The juxtaposition of new motherhood.
The gentle touch of his hand on my boob.
The overwhelming overstimulation of being touched all day.
The love in his eyes being chosen as his favourite person.
The exhaustion of always being wanted.
The warmth of his little body pressed against mine in the carrier.
The sweat and drool pooling beneath him.
Knowing the intricacies of his hemangiomas.
Silent aggression to the barrage of commentary from strangers, family members, my GP and toddlers alike.
The wonder of nourishing his body from mine.
The fear it’s not enough for him.
Flashing my boobs because idfc.
Weighing my boobs multiple times a day. “Which side?”
My body birthing a human, and feeling triumphant fitting into my jeans two weeks later.
My wrists, my pelvis, my pulsing sphincter.
Thinking poopy nappies would be the hard part.
The fear that builds after 24 hours when I haven’t pooped.
The magic connection where he wakes and I wake.
Always being woken.
The hilarity that 6am used to feel early.
The familiarity of 2–4am.
Being thankful I can nap anywhere.
Developing a full-blown obsession with sleep theory.
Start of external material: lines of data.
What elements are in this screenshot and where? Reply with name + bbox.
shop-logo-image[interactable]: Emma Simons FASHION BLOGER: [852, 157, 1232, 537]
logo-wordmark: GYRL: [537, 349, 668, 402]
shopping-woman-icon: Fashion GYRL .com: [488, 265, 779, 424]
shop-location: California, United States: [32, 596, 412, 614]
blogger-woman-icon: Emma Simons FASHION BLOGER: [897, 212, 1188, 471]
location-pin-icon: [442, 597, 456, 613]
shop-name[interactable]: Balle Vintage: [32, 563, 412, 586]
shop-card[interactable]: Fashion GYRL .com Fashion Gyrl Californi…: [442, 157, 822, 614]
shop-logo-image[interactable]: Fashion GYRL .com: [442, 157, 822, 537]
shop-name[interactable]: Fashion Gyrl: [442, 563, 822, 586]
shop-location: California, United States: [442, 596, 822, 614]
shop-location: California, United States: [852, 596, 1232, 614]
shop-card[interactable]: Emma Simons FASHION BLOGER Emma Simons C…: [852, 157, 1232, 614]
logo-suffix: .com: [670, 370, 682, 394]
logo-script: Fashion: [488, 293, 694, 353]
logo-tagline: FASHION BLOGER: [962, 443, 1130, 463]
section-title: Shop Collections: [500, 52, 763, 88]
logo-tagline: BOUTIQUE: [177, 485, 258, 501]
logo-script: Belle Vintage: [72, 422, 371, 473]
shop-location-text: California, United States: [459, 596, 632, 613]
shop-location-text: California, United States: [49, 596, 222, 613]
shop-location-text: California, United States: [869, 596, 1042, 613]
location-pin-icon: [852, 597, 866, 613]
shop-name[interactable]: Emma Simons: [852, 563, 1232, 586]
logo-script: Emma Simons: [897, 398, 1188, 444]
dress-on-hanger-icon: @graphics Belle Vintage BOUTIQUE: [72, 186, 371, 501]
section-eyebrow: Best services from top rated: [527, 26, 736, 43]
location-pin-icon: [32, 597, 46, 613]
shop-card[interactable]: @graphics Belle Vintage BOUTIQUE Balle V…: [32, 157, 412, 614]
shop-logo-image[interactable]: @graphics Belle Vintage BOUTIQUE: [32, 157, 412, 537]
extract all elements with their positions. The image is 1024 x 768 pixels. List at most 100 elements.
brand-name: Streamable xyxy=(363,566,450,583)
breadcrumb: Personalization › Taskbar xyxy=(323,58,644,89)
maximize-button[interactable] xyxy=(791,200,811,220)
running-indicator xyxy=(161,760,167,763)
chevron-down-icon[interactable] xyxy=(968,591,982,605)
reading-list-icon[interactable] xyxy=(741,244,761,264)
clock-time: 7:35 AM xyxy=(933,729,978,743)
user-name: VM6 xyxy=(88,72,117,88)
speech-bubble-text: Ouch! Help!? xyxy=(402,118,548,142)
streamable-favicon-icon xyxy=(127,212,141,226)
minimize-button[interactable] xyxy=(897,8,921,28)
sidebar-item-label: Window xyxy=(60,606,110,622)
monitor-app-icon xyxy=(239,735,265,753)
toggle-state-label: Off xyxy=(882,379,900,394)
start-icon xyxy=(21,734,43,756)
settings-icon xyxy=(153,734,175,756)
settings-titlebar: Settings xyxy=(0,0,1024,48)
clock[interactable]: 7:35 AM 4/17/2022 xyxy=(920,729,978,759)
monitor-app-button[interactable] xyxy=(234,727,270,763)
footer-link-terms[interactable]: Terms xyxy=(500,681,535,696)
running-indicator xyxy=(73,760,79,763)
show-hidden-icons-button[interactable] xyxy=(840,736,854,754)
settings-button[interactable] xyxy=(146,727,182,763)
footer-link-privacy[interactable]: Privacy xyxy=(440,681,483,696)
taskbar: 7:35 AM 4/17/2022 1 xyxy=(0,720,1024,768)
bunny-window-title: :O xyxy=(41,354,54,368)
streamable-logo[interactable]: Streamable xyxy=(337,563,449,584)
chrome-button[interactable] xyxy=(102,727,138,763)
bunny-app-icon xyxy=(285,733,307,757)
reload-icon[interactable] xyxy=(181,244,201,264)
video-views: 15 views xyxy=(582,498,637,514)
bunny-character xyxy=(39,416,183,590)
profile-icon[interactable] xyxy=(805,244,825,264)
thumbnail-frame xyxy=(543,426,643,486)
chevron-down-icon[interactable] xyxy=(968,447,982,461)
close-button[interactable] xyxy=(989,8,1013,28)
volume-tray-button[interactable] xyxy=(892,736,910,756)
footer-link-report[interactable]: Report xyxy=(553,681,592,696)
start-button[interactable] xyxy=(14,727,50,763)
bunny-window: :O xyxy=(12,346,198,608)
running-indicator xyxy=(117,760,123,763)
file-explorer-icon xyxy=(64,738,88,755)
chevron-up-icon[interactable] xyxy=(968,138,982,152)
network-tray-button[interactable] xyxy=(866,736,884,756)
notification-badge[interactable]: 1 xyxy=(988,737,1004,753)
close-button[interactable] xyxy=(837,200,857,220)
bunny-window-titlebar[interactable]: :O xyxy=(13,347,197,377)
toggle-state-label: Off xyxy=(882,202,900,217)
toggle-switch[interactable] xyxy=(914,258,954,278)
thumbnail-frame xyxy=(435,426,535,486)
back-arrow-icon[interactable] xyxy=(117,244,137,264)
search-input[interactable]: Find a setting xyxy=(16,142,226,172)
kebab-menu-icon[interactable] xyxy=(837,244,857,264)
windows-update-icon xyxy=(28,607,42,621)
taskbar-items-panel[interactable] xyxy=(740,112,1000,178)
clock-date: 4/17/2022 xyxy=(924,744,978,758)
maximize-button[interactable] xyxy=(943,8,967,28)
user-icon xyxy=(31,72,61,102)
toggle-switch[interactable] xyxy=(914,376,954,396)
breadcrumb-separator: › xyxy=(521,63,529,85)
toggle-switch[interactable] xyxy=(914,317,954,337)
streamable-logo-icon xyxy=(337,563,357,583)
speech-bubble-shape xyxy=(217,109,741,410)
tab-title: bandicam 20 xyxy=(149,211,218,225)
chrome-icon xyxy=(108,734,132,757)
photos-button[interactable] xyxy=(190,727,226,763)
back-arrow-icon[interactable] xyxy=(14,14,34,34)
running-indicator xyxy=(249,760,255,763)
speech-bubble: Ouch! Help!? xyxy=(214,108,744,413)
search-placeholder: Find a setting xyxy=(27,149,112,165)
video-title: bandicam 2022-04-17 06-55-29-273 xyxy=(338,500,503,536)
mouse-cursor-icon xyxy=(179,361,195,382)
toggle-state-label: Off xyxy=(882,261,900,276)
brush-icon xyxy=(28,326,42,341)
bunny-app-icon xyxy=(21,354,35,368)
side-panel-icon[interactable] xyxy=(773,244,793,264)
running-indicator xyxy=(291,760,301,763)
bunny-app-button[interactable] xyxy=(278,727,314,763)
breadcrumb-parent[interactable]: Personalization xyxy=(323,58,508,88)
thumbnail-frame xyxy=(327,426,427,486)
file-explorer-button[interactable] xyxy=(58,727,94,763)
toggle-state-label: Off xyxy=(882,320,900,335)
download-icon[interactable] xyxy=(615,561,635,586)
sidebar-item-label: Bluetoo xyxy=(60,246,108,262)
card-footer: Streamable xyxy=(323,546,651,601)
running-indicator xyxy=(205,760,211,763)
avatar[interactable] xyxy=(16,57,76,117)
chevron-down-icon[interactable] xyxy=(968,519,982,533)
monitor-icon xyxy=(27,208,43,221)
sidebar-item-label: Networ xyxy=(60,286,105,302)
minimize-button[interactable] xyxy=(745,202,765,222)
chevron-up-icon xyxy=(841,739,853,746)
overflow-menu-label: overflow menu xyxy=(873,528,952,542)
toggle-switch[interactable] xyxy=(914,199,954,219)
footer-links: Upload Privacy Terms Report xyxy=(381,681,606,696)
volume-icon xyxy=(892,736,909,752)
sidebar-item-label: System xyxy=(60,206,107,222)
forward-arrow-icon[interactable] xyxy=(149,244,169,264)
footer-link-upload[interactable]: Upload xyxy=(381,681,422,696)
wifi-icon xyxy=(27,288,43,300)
The curl of protection during (unanticipated) co-sleeping.
Tingling fingers, frozen elbow, aching shoulder.
Smiling at him through the car mirror.
Sitting silently in the driveway for one small moment of quiet before going inside.
Eating huge quantities of food without shame.
The relentless cooking, meal planning, bottle washing, snack packing.
Minimalism meaning no longer carrying a handbag.
Packing an overnight bag for Max every time we leave the house.
Choosing cute outfits for him each day.
Keeping track of what fits, what doesn’t and what he’ll need next week.
Delighting in the smallest milestones.
The curse of comparison.
The joy of his little coos, squawks and giggles.
Phantom cries when I sneak away.
Wanting and accepting help.
Holding back from suggesting the way I know you like it.
Becoming a one-handed multitasking queen.
Pooping in an airplane bathroom while holding a baby.
The bouncing rhythm of Maxwell’s favourite musical chair.
The chair, white noise, Taylor Swift, the dishwasher and the dryer all at once.
Joining a club of badass women who can encourage with a single text.
The guilt of realising I didn’t show up for them in their postpartum days. I didn’t know how.
The community found through my phone.
The weekly screen time notification.
And the deepest juxtaposition of all:
Feeling needed in ways I never understood before.
Suddenly understanding the love of a mother.